Outre les sociologies autour de 1900, les notes de cours renseignement surtout sur les dernières années, après 1905 et l’inflexion critique, puis le développement d’une philosophie propre. Elles complètent, notamment dans les matières classiques de la logique et de l’histoire de la philosophie, notre connaissance de la maîtrise de Simmel en son domaine, et donnent aussi des indications sur les points qu’il développait plus volontiers (Kant, Fichte, Schleiermacher) ou les contemporains qu’il introduisait, et de quelle façon (Nietzsche, Bergson). Les privatissimi insufflent une autre dimension. Simmel retenait une douzaine d’étudiants sur une centaine qui en faisait la demande (p. 743). L’entretien y était aussi plus phénoménologique : des exercices philosophiques sur l’art (1906-1907 vus par Kurt Singer, 1908-1909 vus par Karl Berger, qui rédigeait après coup des résumés), occasion de discuter l’art d’Audrey Beardsley ou de conduire une réflexion sur l’art extrême oriental, dont Simmel était amateur.

L’oralité était manifestement, plus que l’écriture, la dimension où Simmel pouvait se sentir à l’aise. Les exposés sont aussi plus fluides que ne le sont souvent ses écrits. Ils sont aussi plus libres, clarifient des points, y compris dans le domaine politique. L’opposition de l’égalitarisme visé par la social-démocratie et de l’individualisme nietzschéen se conclut sur une indécidabilité, mais la légitimité du point de vue nietzschéen reste limitée à la sphère esthétique (ce qui correspond au désaccord avec Stefan George quand on quittait le domaine de l’art). L’approche sociologique reste constamment valide, ce qui implique aussi une reconnaissance constante de la portée des analyses marxiennes, la détermination par les conditions historiques, mais non sa téléologie. L’historisation entraîne une pluralisation du concept de vérité, contrebalancée par la mise en évidence de sphères de validité, où Hegel et son esprit objectif comme Platon sont utilisés. Le domaine tiers du « sens » s’intercale entre la réalité et les représentations. Les références qui apparaissent dans les cours complètent également les sporadiques renvois de ses écrits. Ainsi, dans le domaine esthétique, Balzac, Stendhal ou Baudelaire sont des auteurs connus.

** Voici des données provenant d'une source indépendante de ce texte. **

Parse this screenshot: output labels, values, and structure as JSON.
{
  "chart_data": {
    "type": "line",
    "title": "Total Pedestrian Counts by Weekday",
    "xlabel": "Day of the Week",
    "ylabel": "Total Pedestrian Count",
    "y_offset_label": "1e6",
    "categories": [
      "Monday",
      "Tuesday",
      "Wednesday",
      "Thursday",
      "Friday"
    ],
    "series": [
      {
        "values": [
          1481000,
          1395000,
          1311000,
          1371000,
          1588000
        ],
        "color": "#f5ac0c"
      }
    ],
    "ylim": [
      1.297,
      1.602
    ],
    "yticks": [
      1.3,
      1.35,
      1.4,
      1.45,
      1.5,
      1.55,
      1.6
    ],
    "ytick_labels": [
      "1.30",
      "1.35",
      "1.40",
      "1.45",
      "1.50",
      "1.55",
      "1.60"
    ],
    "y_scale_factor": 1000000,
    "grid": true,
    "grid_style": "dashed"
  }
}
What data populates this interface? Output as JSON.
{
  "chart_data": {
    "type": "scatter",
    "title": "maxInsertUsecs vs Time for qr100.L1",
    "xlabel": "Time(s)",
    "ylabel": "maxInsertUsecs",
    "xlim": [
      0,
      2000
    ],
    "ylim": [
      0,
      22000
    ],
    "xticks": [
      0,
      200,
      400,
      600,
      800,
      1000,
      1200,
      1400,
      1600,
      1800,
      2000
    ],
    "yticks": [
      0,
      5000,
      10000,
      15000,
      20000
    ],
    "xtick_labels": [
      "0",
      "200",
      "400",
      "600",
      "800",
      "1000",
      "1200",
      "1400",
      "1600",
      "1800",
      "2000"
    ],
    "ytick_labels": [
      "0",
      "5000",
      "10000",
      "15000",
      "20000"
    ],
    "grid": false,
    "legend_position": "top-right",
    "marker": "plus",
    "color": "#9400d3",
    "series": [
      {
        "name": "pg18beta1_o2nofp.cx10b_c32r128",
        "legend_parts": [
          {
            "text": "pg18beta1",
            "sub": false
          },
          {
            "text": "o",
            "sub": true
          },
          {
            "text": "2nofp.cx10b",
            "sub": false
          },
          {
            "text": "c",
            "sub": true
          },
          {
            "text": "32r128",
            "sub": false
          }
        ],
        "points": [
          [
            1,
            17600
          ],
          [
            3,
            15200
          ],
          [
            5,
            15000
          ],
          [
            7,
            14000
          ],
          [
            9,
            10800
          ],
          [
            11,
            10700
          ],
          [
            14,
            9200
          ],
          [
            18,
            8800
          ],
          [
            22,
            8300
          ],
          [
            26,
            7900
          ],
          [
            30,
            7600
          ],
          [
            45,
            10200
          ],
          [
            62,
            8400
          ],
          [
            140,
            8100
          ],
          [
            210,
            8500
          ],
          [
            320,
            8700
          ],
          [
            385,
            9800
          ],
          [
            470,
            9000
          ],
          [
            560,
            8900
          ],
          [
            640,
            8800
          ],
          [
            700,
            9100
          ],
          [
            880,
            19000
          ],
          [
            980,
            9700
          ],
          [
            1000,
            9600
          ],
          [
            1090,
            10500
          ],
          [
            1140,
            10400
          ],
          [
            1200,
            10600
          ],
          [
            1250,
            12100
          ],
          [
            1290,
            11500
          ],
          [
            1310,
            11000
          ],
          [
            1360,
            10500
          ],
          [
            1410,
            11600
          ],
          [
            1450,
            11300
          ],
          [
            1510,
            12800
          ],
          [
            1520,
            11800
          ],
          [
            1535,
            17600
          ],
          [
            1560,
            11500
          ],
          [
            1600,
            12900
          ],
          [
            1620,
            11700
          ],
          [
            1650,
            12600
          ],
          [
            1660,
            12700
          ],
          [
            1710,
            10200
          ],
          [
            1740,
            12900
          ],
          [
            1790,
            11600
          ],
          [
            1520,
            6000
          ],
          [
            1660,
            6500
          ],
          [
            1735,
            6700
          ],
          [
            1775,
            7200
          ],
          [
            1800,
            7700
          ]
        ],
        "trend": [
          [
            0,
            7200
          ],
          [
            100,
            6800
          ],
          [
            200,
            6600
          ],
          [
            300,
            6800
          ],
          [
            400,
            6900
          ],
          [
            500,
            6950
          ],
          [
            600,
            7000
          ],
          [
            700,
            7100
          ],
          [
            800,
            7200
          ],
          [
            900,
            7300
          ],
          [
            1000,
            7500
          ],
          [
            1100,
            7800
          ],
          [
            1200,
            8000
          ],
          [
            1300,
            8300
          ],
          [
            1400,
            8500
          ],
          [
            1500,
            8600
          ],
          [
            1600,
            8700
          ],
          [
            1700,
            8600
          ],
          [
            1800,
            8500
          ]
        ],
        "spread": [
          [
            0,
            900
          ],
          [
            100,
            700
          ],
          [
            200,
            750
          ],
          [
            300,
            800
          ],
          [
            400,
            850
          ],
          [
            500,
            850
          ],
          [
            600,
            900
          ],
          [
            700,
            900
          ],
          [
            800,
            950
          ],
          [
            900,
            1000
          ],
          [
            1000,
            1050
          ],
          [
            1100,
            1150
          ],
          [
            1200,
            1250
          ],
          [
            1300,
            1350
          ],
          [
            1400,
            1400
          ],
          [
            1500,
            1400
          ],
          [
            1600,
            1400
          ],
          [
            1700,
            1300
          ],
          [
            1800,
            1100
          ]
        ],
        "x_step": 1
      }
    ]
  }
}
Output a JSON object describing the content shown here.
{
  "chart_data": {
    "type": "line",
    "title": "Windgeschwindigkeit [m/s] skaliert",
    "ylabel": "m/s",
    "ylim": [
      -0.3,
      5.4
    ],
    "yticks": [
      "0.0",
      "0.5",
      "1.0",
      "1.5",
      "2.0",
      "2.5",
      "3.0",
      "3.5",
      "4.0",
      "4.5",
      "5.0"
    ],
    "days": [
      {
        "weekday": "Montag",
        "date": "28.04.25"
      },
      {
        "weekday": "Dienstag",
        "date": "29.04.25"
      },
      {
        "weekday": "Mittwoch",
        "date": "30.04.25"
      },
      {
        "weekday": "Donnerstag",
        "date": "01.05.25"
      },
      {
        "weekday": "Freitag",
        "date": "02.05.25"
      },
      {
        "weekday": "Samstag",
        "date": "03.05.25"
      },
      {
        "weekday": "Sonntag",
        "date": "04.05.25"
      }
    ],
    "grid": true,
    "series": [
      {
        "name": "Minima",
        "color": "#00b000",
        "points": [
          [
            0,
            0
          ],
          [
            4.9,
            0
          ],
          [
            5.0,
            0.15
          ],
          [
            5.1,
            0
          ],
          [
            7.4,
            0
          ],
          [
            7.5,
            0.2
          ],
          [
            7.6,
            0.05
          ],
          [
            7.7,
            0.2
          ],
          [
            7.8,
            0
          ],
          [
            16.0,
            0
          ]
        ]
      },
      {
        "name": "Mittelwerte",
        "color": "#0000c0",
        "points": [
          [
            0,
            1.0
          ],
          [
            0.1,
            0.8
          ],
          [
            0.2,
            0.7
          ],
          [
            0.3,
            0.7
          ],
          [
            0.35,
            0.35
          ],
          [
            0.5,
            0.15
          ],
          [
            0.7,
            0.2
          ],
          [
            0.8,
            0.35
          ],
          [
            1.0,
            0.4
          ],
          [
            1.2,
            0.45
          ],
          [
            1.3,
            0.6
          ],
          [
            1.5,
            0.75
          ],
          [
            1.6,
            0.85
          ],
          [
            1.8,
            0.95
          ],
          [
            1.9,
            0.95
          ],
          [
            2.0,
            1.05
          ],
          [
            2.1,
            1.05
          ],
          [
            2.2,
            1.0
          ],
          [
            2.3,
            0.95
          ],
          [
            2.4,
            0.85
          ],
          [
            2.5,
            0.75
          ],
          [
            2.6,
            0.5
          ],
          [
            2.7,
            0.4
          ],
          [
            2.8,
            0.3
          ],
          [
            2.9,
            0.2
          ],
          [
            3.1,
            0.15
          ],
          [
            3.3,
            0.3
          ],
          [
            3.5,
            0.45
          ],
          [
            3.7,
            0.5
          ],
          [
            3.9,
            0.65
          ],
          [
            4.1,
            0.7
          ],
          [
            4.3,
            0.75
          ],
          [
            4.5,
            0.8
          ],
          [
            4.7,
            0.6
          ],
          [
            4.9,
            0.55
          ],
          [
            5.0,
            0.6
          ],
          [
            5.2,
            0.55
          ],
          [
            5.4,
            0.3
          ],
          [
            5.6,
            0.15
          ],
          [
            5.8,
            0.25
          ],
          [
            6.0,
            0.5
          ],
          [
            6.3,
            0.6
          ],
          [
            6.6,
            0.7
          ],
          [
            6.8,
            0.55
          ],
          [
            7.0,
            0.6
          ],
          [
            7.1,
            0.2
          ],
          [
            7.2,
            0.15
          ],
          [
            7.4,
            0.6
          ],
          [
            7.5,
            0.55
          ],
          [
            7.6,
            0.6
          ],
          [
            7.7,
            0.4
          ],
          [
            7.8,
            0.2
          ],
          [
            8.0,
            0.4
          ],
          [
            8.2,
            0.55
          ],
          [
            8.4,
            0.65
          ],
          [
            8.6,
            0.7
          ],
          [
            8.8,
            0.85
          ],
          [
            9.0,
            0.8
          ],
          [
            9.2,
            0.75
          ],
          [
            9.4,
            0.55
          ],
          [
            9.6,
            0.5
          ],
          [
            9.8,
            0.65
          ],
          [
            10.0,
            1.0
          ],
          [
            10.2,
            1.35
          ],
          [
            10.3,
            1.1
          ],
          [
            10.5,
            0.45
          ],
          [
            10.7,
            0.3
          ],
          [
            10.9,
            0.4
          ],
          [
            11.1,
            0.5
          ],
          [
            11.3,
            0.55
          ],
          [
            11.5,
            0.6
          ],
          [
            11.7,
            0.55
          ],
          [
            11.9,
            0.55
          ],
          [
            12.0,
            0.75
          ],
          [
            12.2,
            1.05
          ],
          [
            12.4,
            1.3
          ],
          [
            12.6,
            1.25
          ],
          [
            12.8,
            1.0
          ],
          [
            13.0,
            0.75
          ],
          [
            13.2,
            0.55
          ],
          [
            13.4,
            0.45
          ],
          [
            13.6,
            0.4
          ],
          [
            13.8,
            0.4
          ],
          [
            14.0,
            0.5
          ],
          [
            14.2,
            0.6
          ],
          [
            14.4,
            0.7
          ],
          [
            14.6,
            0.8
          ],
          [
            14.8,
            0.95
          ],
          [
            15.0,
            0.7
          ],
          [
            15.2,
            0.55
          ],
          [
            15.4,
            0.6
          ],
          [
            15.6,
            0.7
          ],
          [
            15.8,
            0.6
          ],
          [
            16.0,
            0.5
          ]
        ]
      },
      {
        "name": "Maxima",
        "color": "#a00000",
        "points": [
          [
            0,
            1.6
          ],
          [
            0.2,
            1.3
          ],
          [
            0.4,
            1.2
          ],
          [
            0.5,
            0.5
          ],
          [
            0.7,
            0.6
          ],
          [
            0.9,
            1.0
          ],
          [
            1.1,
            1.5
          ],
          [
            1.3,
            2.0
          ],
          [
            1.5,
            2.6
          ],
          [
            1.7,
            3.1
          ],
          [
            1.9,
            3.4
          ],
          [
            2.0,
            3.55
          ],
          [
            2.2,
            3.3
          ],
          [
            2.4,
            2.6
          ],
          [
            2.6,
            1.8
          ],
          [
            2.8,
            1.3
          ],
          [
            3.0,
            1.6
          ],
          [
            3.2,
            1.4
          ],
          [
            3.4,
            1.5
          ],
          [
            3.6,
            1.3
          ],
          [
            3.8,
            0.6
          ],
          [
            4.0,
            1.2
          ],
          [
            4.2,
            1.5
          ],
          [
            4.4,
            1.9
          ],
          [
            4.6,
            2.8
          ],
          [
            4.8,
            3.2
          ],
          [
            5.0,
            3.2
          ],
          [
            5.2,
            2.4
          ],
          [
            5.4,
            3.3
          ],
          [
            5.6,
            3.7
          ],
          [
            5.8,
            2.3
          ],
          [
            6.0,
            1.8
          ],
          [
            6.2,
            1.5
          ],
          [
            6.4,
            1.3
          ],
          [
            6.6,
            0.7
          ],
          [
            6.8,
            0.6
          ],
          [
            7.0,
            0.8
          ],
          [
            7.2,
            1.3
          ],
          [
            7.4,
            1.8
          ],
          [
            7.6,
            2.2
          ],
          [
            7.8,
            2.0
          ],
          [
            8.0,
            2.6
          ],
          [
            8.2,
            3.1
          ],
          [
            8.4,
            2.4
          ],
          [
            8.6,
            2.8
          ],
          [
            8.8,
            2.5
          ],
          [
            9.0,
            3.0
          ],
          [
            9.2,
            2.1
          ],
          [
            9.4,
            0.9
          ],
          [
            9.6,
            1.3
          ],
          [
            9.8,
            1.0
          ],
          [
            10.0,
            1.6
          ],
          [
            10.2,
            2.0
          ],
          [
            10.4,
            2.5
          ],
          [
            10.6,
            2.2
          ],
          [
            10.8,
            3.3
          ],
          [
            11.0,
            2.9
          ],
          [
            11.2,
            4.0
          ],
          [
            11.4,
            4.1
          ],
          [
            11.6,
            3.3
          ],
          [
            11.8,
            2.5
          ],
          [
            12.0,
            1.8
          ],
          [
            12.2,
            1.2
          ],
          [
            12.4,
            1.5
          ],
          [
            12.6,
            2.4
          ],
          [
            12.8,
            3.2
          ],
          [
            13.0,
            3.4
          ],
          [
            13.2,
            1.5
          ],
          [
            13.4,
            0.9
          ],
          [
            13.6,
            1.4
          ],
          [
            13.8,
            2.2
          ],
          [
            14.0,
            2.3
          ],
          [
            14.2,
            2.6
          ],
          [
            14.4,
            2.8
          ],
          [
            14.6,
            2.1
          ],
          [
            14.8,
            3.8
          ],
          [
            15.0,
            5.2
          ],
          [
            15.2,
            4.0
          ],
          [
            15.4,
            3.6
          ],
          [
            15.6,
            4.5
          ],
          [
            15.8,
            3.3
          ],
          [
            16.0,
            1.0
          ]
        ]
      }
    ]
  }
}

Les leçons restituent l’image d’un Simmel vivant, faisant des ponts entre différents thèmes traités dans des ouvrages séparés. Elles devront faire l’objet d’une investigation propre, notamment dans le domaine de l’histoire de la philosophie. Elles prennent place — avec la part de contingence qui se reflète dans les copies finalement mises à disposition — dans l’ensemble de l’oeuvre en restituant à la pensée de Simmel son caractère spontané. Précisément ce que ses écrits ne parviennent pas toujours à faire passer.